Sunday, March 01, 2020

Free buses?

One thing that is absolutely clear in the battle against congestion and pollution is that modal shift away from the private car is essential.

The fundamental issue is space-efficiency. Cars are horrendously inefficient users of the precious limited space available in urban environments. It doesn't really matter what alternative mode is used - whether walking, cycling, bus, tram, or train - changing the mode is always a big win. No, self driving cars don't help, and may make matters worse. Electric cars don't help either, you still have to get the power from somewhere, and they still have significant particulate emissions.

For larger cities, trams or rail are key. There's still work to do to drive the cost down in smaller towns and cities, but things running on rail solve the particulate emissions problem. The problem is that, while efficient, they provide more transport capacity than smaller conurbations can take advantage of. In addition, it takes years to develop a rail network.

Which leaves buses. Not ideal in the long term, but available right now. How do we get people to move onto buses - and drive up ridership on public transport to justify investment in better solutions?

What about making public transport free? After all, Luxembourg has done it. Clearly adds to the attractiveness, but can we afford it?

Consider Cambridge. The city has a population of about 125,000; with the surrounding area we might consider a quarter of a million people are in scope.

Giving that many people free public transport will cost a fortune, and we can't possible afford it. Correct?
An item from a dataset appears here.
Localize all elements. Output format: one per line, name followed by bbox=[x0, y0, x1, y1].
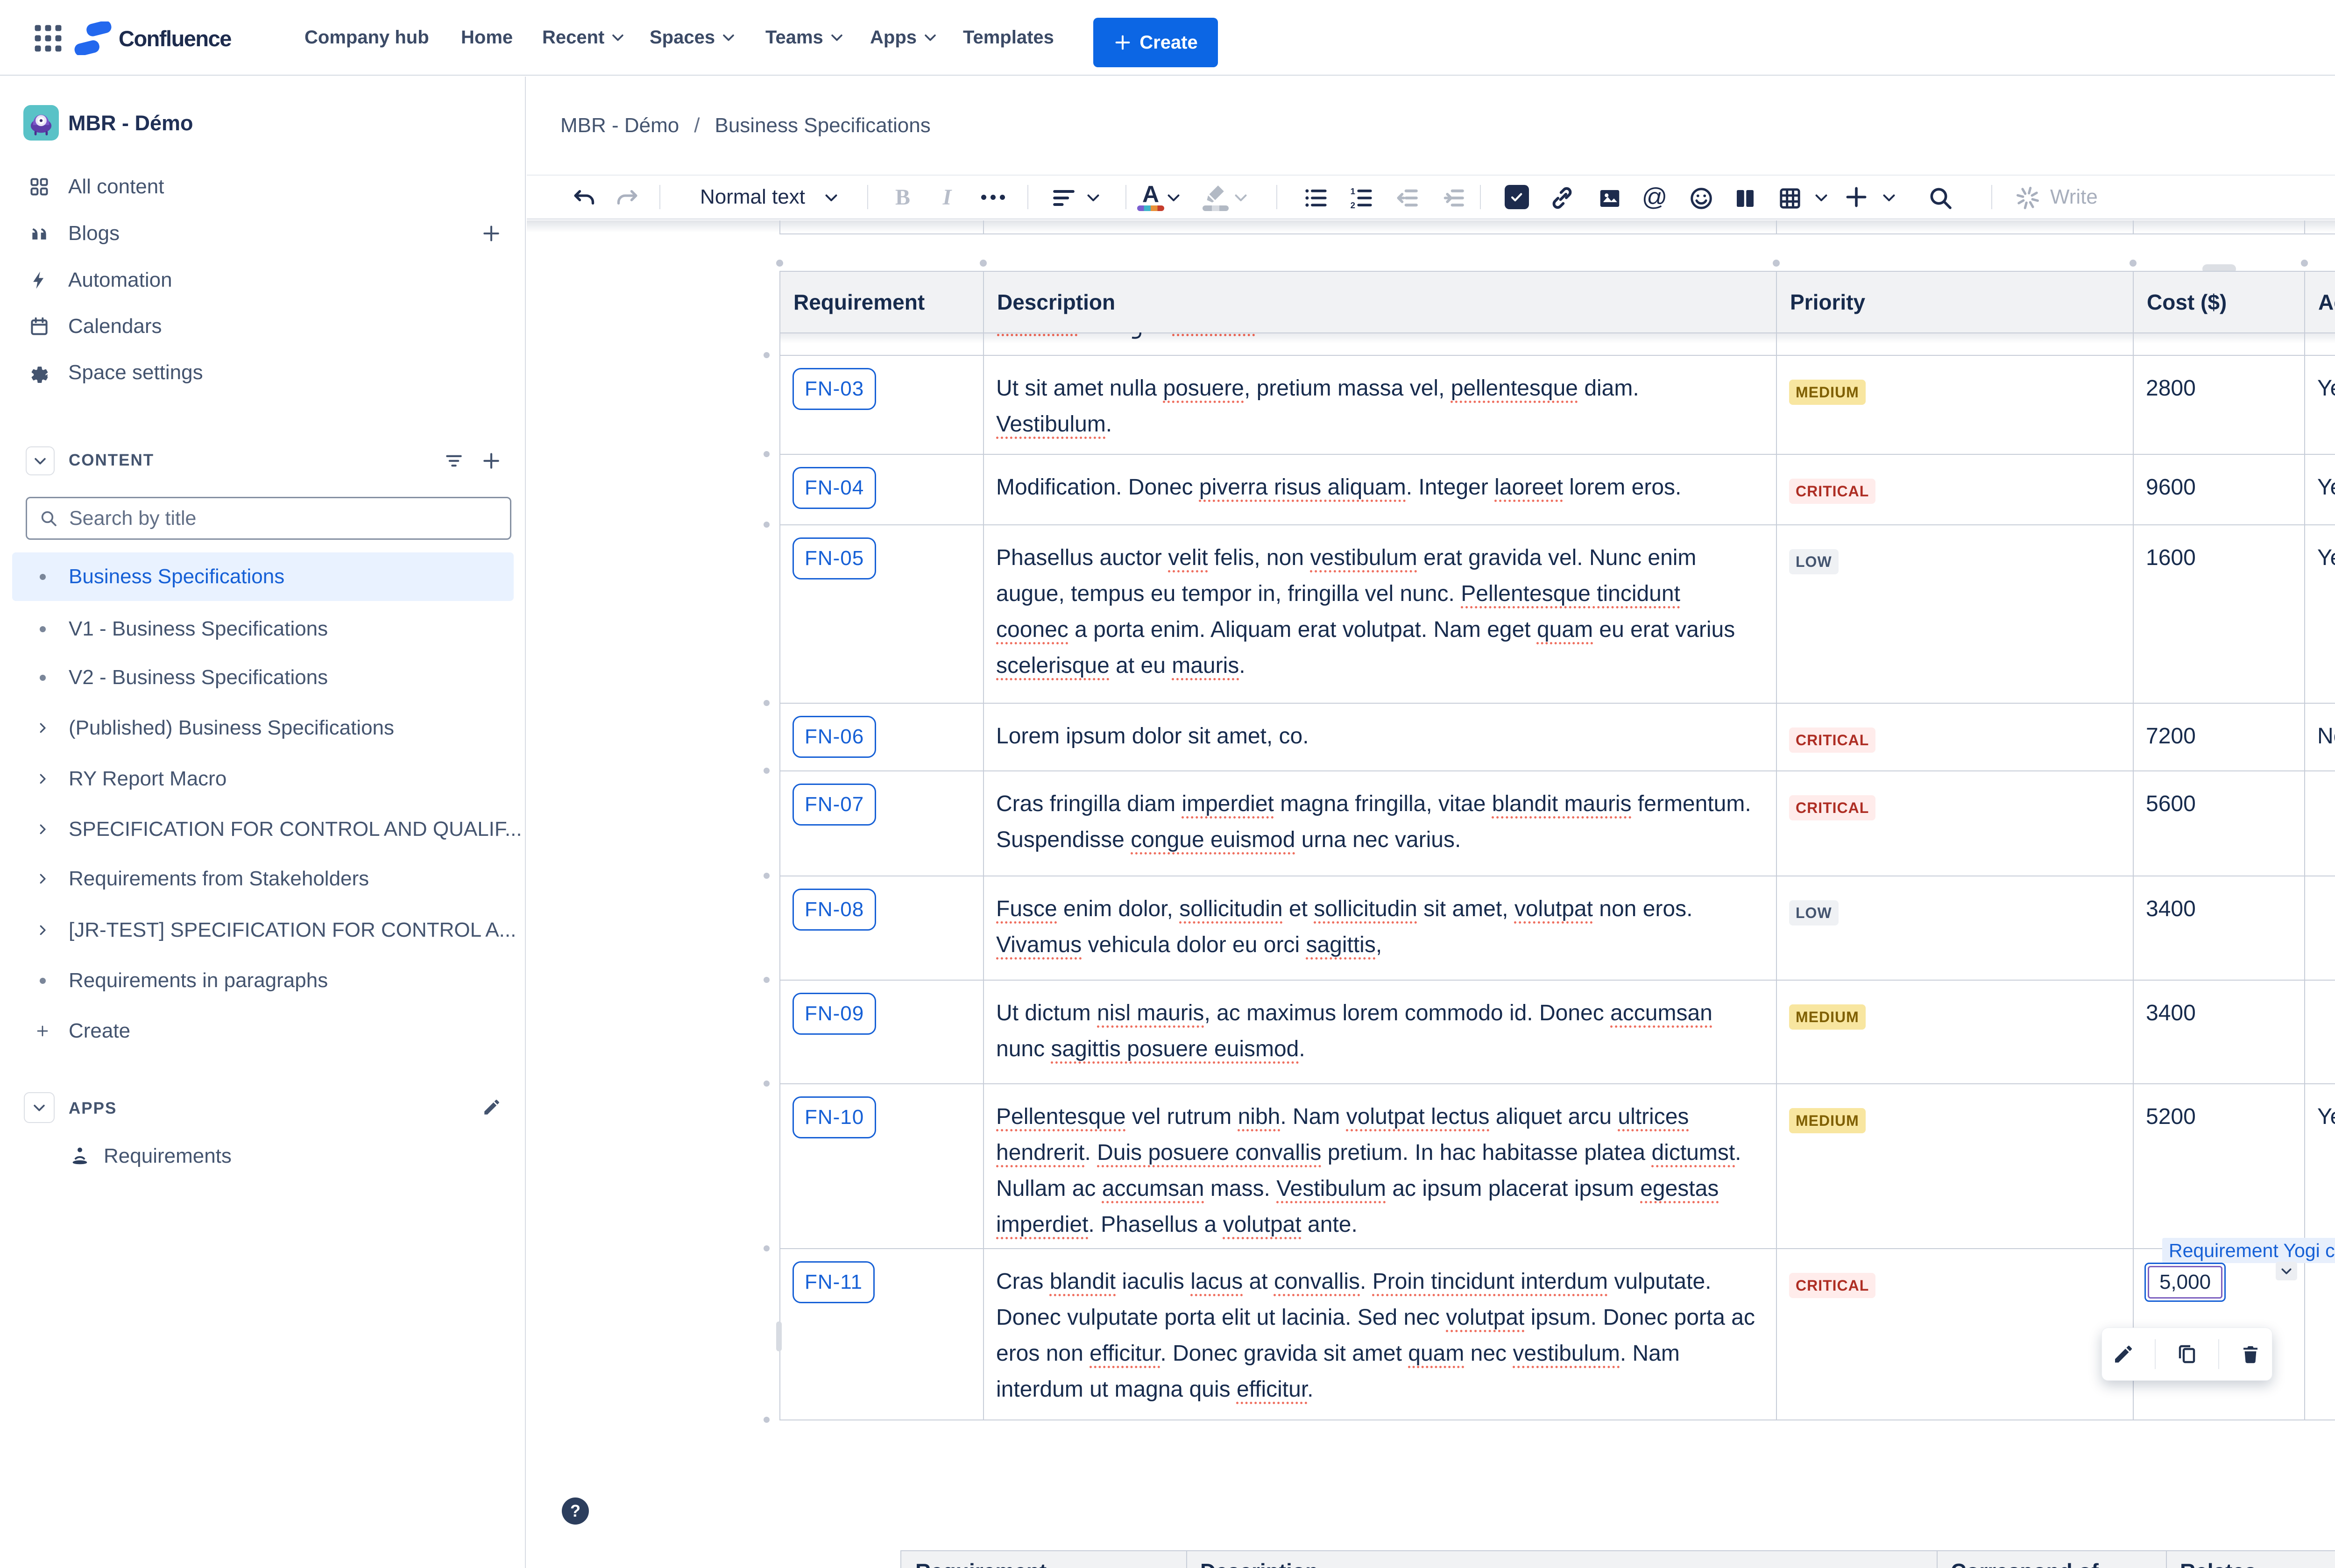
svg-text:2: 2 bbox=[1351, 200, 1355, 210]
svg-text:1: 1 bbox=[1351, 186, 1355, 196]
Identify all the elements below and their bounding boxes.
Not so fast. The MegaRider ticket is £15 for 7 days travel. Let's round that and say it's £2 per person per day. That's a charge at which the current bus service is profitable.

What's a reasonable estimate of the number of users? Not the whole quarter of a million. Pensioners already have bus passes. Some walk, some cycle, some are already close enough to a railway station. Some, for work purposes or for special needs, will be unable to use public transport. Let's say we're targetting 100,000 people 5 days a week. That's £1million a week, or £50 million a year.

OK, that's a fair amount of money to you or me. But the CAM project (Cambridge Autonomous Metro) is talking about an eye-watering cost that may reach £4billion. Instead of funding CAM, we could fund free bus travel for everyone in Cambridge for 80 years. The Greater Cambridge Partnership was talking about a £1billion investment for the City Deal. The recent A14 "upgrade" was over £1billion.

In those terms - and in terms of many of the other projects being proposed - funding free bus travel is a bargain.

We're not done yet.

Increased ridership means fuller buses, so utilization goes up. So the cost per journey goes down.

Increased ridership justifies a denser mesh with more routes, leading to greater efficiency, driving down unit costs.

Modal shift reduces congestion, cutting journey times, so you don't need as many vehicles or as many drivers to provide the same service, driving down costs even further.

Not charging means a massive reduction in boarding times, which as I've talked about before is a major contributor to delays and inefficiency.

It's not hard, within the city, to see journey times cut in half through this process. And maybe utilization can almost double. Which means that the actual cost goes from £50million a year to £20million a year. The CAM could fund that for 2 centuries.

And that's the fundamental thing. Pretty much every single transport project currently being floated costs more - often many times more - than simply making buses free. There's a downside here - providing free buses may be sufficiently successful in the short term that it could kill off the prospects for the better long term projects. But it gives us the breathing space to develop the better solutions without destroying our cities and the planet in the meantime.

And that's only covered the direct costs, ignoring the indirect benefits such as: reduced journey times and increased productivity; decreased pollution and better health giving savings for the NHS; cleaer street and a better public realm; and so on.

Perhaps we should be asking not whether we can afford to do this, but whether we can afford not to.